As always seems to be the case with any kind of box-office bomb these days, an exposé from a trade bible follows in a day or two detailing some juicy morsels about how the movie was destined for failure.

So it goes with 'MIB: International' and THR, and the story of woe from the production. The full article is worth a read, but the major points seem to be that director F. Gary Gray tried to jump ship a number of times, and had to be talked by the producers. On top of all that, that old chestnut - major script rewrites on set - caused the movie to lose focus during production, despite the fact that the original script was enough to lure Chris Hemsworth and Tessa Thompson.

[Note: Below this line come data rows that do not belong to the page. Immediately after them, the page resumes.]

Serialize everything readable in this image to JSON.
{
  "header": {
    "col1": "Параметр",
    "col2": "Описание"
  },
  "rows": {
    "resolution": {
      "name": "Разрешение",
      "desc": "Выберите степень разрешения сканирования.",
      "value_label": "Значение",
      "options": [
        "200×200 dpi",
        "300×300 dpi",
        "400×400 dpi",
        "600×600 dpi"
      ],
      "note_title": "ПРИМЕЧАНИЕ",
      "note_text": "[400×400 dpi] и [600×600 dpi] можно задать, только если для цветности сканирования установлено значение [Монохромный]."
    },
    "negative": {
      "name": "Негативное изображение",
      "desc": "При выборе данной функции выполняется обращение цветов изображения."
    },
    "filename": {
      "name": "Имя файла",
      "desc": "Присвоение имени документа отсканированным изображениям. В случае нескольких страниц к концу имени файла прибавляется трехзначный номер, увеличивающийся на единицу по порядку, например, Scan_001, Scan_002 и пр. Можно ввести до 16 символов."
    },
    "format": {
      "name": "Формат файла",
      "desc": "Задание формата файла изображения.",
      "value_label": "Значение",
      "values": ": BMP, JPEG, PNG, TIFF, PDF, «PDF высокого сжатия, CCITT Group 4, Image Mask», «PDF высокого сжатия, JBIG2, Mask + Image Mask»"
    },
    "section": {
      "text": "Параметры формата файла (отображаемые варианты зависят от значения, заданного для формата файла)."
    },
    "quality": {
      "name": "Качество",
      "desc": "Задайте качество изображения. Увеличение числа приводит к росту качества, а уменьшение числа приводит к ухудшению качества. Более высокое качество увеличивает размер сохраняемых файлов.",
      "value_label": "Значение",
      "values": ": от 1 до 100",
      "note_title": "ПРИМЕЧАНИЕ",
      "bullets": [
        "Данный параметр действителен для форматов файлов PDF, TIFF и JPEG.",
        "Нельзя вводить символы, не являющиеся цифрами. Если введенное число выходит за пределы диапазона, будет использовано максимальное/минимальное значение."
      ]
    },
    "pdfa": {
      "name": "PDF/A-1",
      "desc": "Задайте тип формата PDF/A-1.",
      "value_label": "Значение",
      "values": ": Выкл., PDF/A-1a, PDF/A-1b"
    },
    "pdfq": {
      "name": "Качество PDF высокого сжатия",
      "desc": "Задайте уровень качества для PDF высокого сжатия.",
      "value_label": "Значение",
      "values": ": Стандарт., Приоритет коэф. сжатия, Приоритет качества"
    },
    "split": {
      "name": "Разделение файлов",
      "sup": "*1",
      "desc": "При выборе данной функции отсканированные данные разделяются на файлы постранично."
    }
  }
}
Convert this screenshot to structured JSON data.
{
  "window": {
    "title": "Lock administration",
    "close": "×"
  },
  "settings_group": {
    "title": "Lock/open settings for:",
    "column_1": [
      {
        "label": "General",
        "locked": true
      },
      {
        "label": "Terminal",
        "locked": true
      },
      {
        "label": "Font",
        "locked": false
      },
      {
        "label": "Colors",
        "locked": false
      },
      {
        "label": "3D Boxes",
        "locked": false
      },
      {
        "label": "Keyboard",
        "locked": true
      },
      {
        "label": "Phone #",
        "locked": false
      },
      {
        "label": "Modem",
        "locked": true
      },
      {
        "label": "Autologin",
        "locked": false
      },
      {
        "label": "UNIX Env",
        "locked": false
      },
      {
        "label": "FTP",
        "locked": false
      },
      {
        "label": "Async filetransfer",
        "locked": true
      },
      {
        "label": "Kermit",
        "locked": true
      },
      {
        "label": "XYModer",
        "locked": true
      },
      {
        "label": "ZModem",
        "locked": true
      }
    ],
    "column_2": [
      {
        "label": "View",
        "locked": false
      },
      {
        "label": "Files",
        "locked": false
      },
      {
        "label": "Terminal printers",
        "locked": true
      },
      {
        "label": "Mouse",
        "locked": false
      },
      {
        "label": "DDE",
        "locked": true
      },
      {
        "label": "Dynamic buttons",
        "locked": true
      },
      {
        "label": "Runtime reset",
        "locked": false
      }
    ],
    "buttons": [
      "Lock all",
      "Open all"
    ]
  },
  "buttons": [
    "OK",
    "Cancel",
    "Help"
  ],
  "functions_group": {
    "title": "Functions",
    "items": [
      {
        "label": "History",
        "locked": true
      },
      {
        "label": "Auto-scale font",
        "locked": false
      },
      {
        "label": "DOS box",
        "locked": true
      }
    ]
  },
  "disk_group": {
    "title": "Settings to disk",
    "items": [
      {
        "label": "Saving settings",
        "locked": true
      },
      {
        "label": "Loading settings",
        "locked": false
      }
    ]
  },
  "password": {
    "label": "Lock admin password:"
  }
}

It doesn't end there, however. Both Thompson and Hemsworth had their own dialogue writers on set for 'MIB: International' and new script pages came to the set on a daily basis. Not only that, producer Walter Parkes apparently stepped in to direct a couple of scenes, though THR's report says that no DGA rules were broken. When it came down to the wire, two cuts of the movie were produced - one made by F. Gary Gray, and the other by Walter Parkes - that latter of which had final cut on the movie. That was the one that bombed at the box office and ended up with a 24% Rotten Tomatoes score.

So, what's the lesson to be learned from all of this? For one, who actually wanted a soft reboot of 'Men In Black' to begin with? The original, with Tommy Lee Jones and Will Smith, had the great Barry Sonnenfeld directing and Ed Solomon on the script - and was the perfect mixture of sci-fi and comedy for its time. In short, it was never going to work.